While those ideas are being developed, Unkrich tells me, "we screen what we've got every three or four months, and we get the 'brain trust', the top creative people at the studio together to watch them. People often give very hard notes at those sessions, but it's never ego driven, it's always about just making the movie really reach its potential. A lot of studios might lose faith and think that if somebody's struggling, they need to be replaced - whereas at Pixar we know that it's a necessary part of the process to sometimes be lost in the weeds."
PIXAR'S FIVE BEST FILMS
Toy Story 2
Toy Story was good, but this 1999 sequel was better, bringing humour and charm to the adventures of a group of toys that come to life when their owner isn’t looking. When Woody discovers that he used to be a TV star in the 1950s, his old friend Buzz must save him from the clutches of an odious collector who wants to sell him to a museum in Japan.
A Bambi for the modern age, Finding Nemo was a huge hit for Pixar, and told the story of a rebellious young clown fish who defies his father and gets caught by a diver. Nemo ends up in a Sydney dentist’s waiting room, so his father Marlin and a forgetful Blue Tang called Dory set out across the open Pacific to find him. Irresistible.

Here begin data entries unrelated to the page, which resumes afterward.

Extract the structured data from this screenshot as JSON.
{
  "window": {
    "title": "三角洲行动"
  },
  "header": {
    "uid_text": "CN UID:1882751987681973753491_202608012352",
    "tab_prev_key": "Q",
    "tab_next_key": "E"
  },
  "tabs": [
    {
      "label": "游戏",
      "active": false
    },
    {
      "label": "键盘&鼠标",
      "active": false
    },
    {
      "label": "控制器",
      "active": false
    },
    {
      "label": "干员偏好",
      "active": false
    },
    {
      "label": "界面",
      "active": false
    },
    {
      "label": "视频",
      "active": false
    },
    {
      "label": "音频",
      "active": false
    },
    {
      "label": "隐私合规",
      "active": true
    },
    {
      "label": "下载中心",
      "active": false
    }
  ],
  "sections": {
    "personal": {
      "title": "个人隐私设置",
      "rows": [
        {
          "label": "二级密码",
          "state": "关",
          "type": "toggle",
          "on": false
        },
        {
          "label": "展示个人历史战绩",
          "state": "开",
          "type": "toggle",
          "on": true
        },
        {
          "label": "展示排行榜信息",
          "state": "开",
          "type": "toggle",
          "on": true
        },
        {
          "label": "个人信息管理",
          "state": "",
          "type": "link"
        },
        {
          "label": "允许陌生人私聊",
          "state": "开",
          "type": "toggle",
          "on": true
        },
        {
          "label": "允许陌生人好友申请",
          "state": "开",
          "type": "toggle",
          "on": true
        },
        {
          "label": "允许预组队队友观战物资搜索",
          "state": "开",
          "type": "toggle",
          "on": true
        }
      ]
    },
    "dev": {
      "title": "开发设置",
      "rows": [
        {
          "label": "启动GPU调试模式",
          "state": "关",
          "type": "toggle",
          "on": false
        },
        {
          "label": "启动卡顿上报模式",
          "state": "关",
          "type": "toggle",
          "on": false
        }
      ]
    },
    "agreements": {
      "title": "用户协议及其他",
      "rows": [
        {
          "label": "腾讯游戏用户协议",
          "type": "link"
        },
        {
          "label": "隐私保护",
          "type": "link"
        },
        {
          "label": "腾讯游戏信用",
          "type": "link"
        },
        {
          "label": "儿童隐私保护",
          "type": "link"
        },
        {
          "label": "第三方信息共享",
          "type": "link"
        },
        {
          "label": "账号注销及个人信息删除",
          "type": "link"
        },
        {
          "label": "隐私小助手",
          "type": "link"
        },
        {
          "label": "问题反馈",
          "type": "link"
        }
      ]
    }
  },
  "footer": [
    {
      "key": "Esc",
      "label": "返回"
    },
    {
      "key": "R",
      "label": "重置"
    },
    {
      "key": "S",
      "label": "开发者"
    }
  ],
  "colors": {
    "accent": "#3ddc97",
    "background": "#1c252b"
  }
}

Pixar took on the superhero genre in this delightful animation about a super-family who’ve hidden their special powers for years in order to fit in until they’re forced out of retirement by the grandiose plans of an evil genius, who tries to lure them into a trap. A sequel is due out this summer.
Magnificent and surprisingly moving animation set in the year 2815, when humankind have deserted a toxic and hopelessly polluted Earth. Left behind is a lonely but industrious waste-collecting robot who watches old movies in his spare time and is a hopeless romantic. And when a probe robot is sent down by the humans, WALL-E falls in love with it.
A lonely old widower is about to lose his house and get carted off to a retirement home when he uses helium balloons to lift him and his beloved home clear of the wrecking ball. He then drifts down to South America in the company of a small boy and a talking dog. It’s delightful stuff.